What is interesting about Arrow is its ability to maintain operating margins of 4% to 5% over the past decade despite the fact that the electronics and IT industry has been rapidly maturing and commoditizing, compressing prices across the industry. Its ability to maintain operating margins comes from its consistent sale of high margin customized products and management of supplier costs. These advantages are enabled through Arrow’s use of technology, labor and intellectual property, key components of Arrow’s operating model.

Arrow offers customers the ability to design its own customized products. It has a design platform (link) that allows customers to design products using either one’s own block diagram or Arrow’s library of templates (called reference designs), and then to export it to a computer-aided design belonging to the customer or to Arrow.

Arrow also provides field application engineers who act as consultants to help customers work out their operating goals and help them choose or design products to serve such goals. Engineers are not billed for their consulting services, so they add value much like a salesperson would for a “pure fulfillment” product (i.e. non-customized product with lower margins) but they are more than salespersons in that they offer technical expertise.

Arrow also provides auxiliary services using its own intellectual property. For example, it offers analytics to forecast life cycle demand for customers, assuring them of delivery, helping them reduce supply gap and the risk of purchasing counterfeit or dangerous products.

Furthermore, Arrow also offers a complete design-to-delivery system for customers. Through a process called “programming”, Arrow allows a customer to send them their design code, and then creates and ships the end product to the customer in an efficient and secure manner, protecting customer’s intellectual property and increasing design flexibility.

In summary, this operating model offers (i) interactive consumer technology, in the form of the web-based design platform, as a design tool for the customer; (ii) integrated labor, in the form of engineer-as-salesperson, that helps identify and articulate an operating need of the customer into a design that serves that need; and (iii) intellectual property, in the form of forecast analytics, that helps the customer determine product order levels. Arrow thus transforms its assets into high margin, profit-generating assets for the customer and ultimately for itself.

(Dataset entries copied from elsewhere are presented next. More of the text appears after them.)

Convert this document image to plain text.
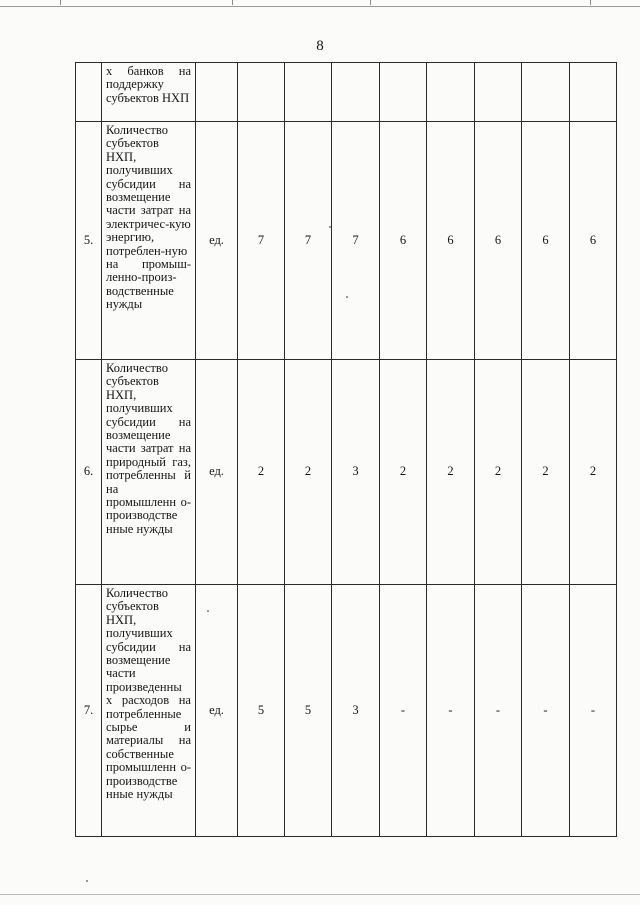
8
	х банков на поддержку субъектов НХП									
5.	Количество субъектов НХП, получивших субсидии на возмещение части затрат на электричес-кую энергию, потреблен-ную на промыш-ленно-произ-водственные нужды	ед.	7	7	7	6	6	6	6	6
6.	Количество субъектов НХП, получивших субсидии на возмещение части затрат на природный газ, потребленны й на промышленн о-производстве нные нужды	ед.	2	2	3	2	2	2	2	2
7.	Количество субъектов НХП, получивших субсидии на возмещение части произведенны х расходов на потребленные сырье и материалы на собственные промышленн о-производстве нные нужды	ед.	5	5	3	-	-	-	-	-
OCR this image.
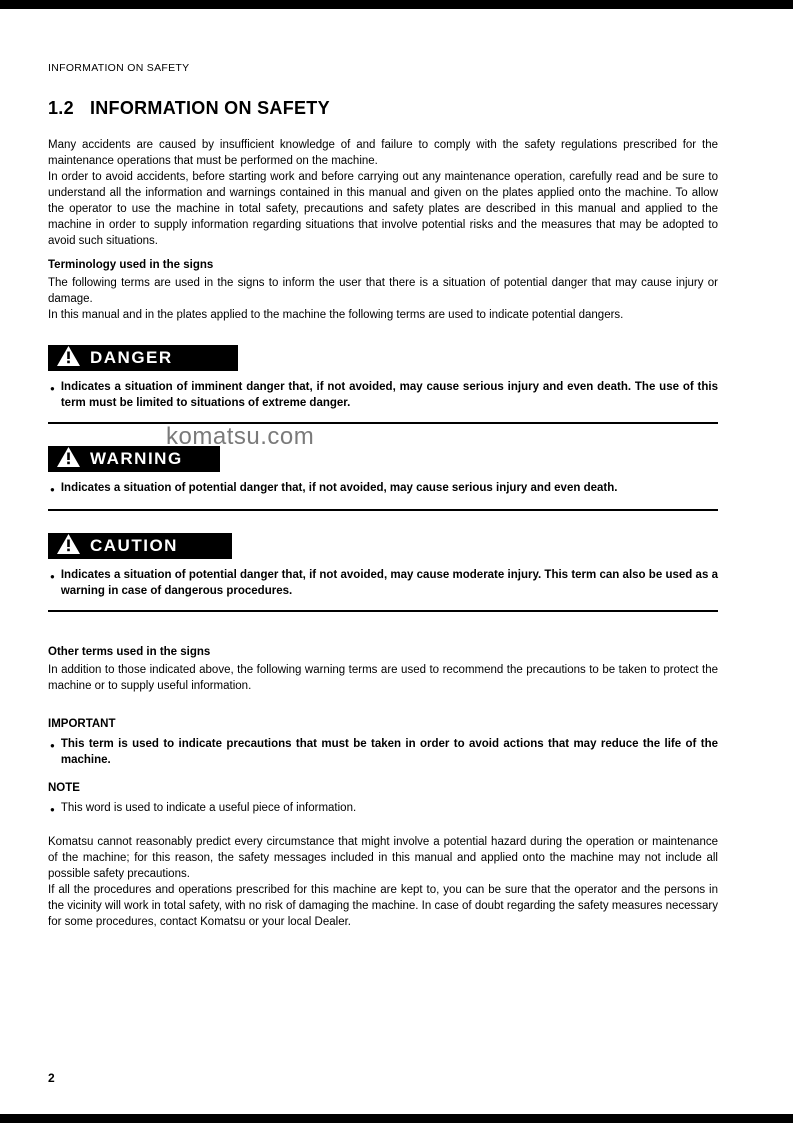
komatsu.com
INFORMATION ON SAFETY
1.2 INFORMATION ON SAFETY

Many accidents are caused by insufficient knowledge of and failure to comply with the safety regulations prescribed for the maintenance operations that must be performed on the machine.

In order to avoid accidents, before starting work and before carrying out any maintenance operation, carefully read and be sure to understand all the information and warnings contained in this manual and given on the plates applied onto the machine. To allow the operator to use the machine in total safety, precautions and safety plates are described in this manual and applied to the machine in order to supply information regarding situations that involve potential risks and the measures that may be adopted to avoid such situations.

Terminology used in the signs

The following terms are used in the signs to inform the user that there is a situation of potential danger that may cause injury or damage.

In this manual and in the plates applied to the machine the following terms are used to indicate potential dangers.

DANGER
● Indicates a situation of imminent danger that, if not avoided, may cause serious injury and even death. The use of this term must be limited to situations of extreme danger.

WARNING
● Indicates a situation of potential danger that, if not avoided, may cause serious injury and even death.

CAUTION
● Indicates a situation of potential danger that, if not avoided, may cause moderate injury. This term can also be used as a warning in case of dangerous procedures.

Other terms used in the signs

In addition to those indicated above, the following warning terms are used to recommend the precautions to be taken to protect the machine or to supply useful information.

IMPORTANT
● This term is used to indicate precautions that must be taken in order to avoid actions that may reduce the life of the machine.

NOTE
● This word is used to indicate a useful piece of information.

Komatsu cannot reasonably predict every circumstance that might involve a potential hazard during the operation or maintenance of the machine; for this reason, the safety messages included in this manual and applied onto the machine may not include all possible safety precautions.

If all the procedures and operations prescribed for this machine are kept to, you can be sure that the operator and the persons in the vicinity will work in total safety, with no risk of damaging the machine. In case of doubt regarding the safety measures necessary for some procedures, contact Komatsu or your local Dealer.

2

When an engineer is able to secure a design from a customer, it is called a “design win.” Through a design win, Arrow secures for the supplier the order of the product and the set of components that make up the product. The supplier then awards Arrow through discounting (e.g. through rebates, price adjustments) its supplies to Arrow, thereby lowering Arrow’s COGS and boosting operating margins. There is usually a tenure to a customer order of 12 to 18 months, during which time inventory is predictable, minimizing Arrow’s working capital associated with inventory purchases.

Arrow’s ability to secure a design win is based on proprietary resources: its design platform’s library of reference designs, forecasting analytics and programming are proprietary and are difficult to replicate at low cost. Its operating model therefore creates and sustains its competitive advantage over other competitors and deters suppliers from forward integration.

Because the design is worked with the customer, Arrow does not incur R&D expenses for any customized products, and Arrow’s operating expenses consist only of SG&A (around 10% of revenues), which includes compensation for staff, maximizing operating margin. This is quite amazing. Thus while the operating model transforms technology and labor into profit-generating assets, sustaining the business model, revenues are redistributed to technology and labor, thereby sustaining the operating model.